State exits Bank of Ireland returning €6.7bn to taxpayers

The State pumped €4.7bn into Bank of Ireland in 2009 during the financial crash.
State exits Bank of Ireland returning €6.7bn to taxpayers

Bank of Ireland is the first Irish lender to return to private ownership in full since the Government pumped €64bn into the financial system in 2009. Picture: Denis Minihane.

The State has sold its remaining shares in Bank of Ireland, completing the bank's return to private ownership. 

The Government stated that it had recovered almost €6.7bn in cash from the sale of its shares, this comes after €4.7bn of taxpayer funds were used to support the bank during the financial crisis.

Bank of Ireland is the first Irish lender to return to private ownership in full since the Government pumped €64bn into the financial system in 2009.

Minister for Finance, Paschal Donohoe said: "Taxpayer funds which were used to rescue the Irish banks, should be recovered and used for more productive purposes."

"The gradual disposal of the State’s investment in Bank of Ireland into a rising market has been successful in delivering on this objective for our citizens," he added.

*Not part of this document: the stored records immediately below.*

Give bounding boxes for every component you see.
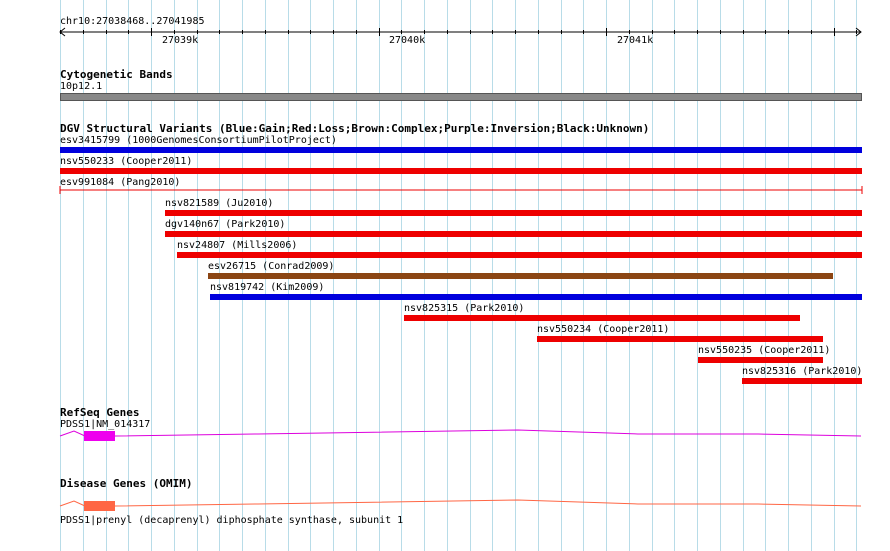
variant-bar[interactable] [537,336,823,342]
cytoband-track-title: Cytogenetic Bands [60,68,173,81]
variant-bar[interactable] [404,315,800,321]
variant-bar[interactable] [165,210,862,216]
variant-bar[interactable] [177,252,862,258]
dgv-track-title: DGV Structural Variants (Blue:Gain;Red:L… [60,122,650,135]
ruler-tick-label: 27040k [389,35,426,46]
variant-bar[interactable] [698,357,823,363]
variant-label: nsv24807 (Mills2006) [177,240,298,251]
ruler-tick-label: 27041k [617,35,654,46]
variant-label: nsv550233 (Cooper2011) [60,156,193,167]
variant-label: nsv821589 (Ju2010) [165,198,274,209]
variant-bar[interactable] [208,273,833,279]
variant-label: dgv140n67 (Park2010) [165,219,286,230]
variant-bar[interactable] [210,294,862,300]
variant-label: esv3415799 (1000GenomesConsortiumPilotPr… [60,135,337,146]
variant-label: nsv550235 (Cooper2011) [698,345,831,356]
variant-bar[interactable] [742,378,862,384]
variant-bar[interactable] [60,168,862,174]
variant-bar-thin[interactable] [59,186,864,194]
omim-track-title: Disease Genes (OMIM) [60,477,193,490]
variant-bar[interactable] [60,147,862,153]
variant-label: nsv819742 (Kim2009) [210,282,325,293]
refseq-gene-model[interactable] [58,427,864,443]
refseq-track-title: RefSeq Genes [60,406,140,419]
ruler-tick-label: 27039k [162,35,199,46]
variant-label: nsv550234 (Cooper2011) [537,324,670,335]
cytoband-bar[interactable] [60,93,862,101]
cytoband-label: 10p12.1 [60,81,103,92]
refseq-exon [84,431,115,441]
omim-gene-model[interactable] [58,497,864,513]
variant-bar[interactable] [165,231,862,237]
variant-label: nsv825316 (Park2010) [742,366,863,377]
variant-label: esv26715 (Conrad2009) [208,261,335,272]
omim-gene-label: PDSS1|prenyl (decaprenyl) diphosphate sy… [60,515,404,526]
variant-label: nsv825315 (Park2010) [404,303,525,314]
omim-exon [84,501,115,511]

The trading plan for the sale of the shares was managed by Citigroup Global Capital Markets and the proceeds of the sale total approximately €841m. 

The State's shares in the Bank of Ireland were sold at an average price of €6.17 per share in phase three of the trading plan. This was an increase from an average of €5.64 in phase two and €4.96 in phase one.

The Government's stake in PTSB is expected to decline to approximately 62.4% later this year, down from 75%.

AIB is the State’s largest remaining investment in the financial sector, the stake in the bank has been reduced from 71.2% to 63.5%.

Collectively the State's shares in PTSB and AIB are estimated to be worth over €4.7bn.

Gavin Kelly, interim group chief executive of Bank of Ireland, said: "The completion of the sale of the State shareholding in Bank of Ireland is a very positive moment for Irish taxpayers, for Bank of Ireland, and for the sector as a whole."

Mr Kelly added that the return of the bank to private ownership will allow it to "move conclusively beyond the financial crisis, and is a very important step towards full normalisation of our relationship with the State".

The State has been gradually selling its shares in the bank since June last year.

The share-selling process was originally scheduled to finish in January. However, Mr Donohue extended the deadline in May.

In 2009, during the financial crash, the State pumped €4.7bn into Bank of Ireland. The State also sold a 5% stake in AIB earlier this year, which reduced its shareholding to 63.5%. The sale generated €305m for taxpayers.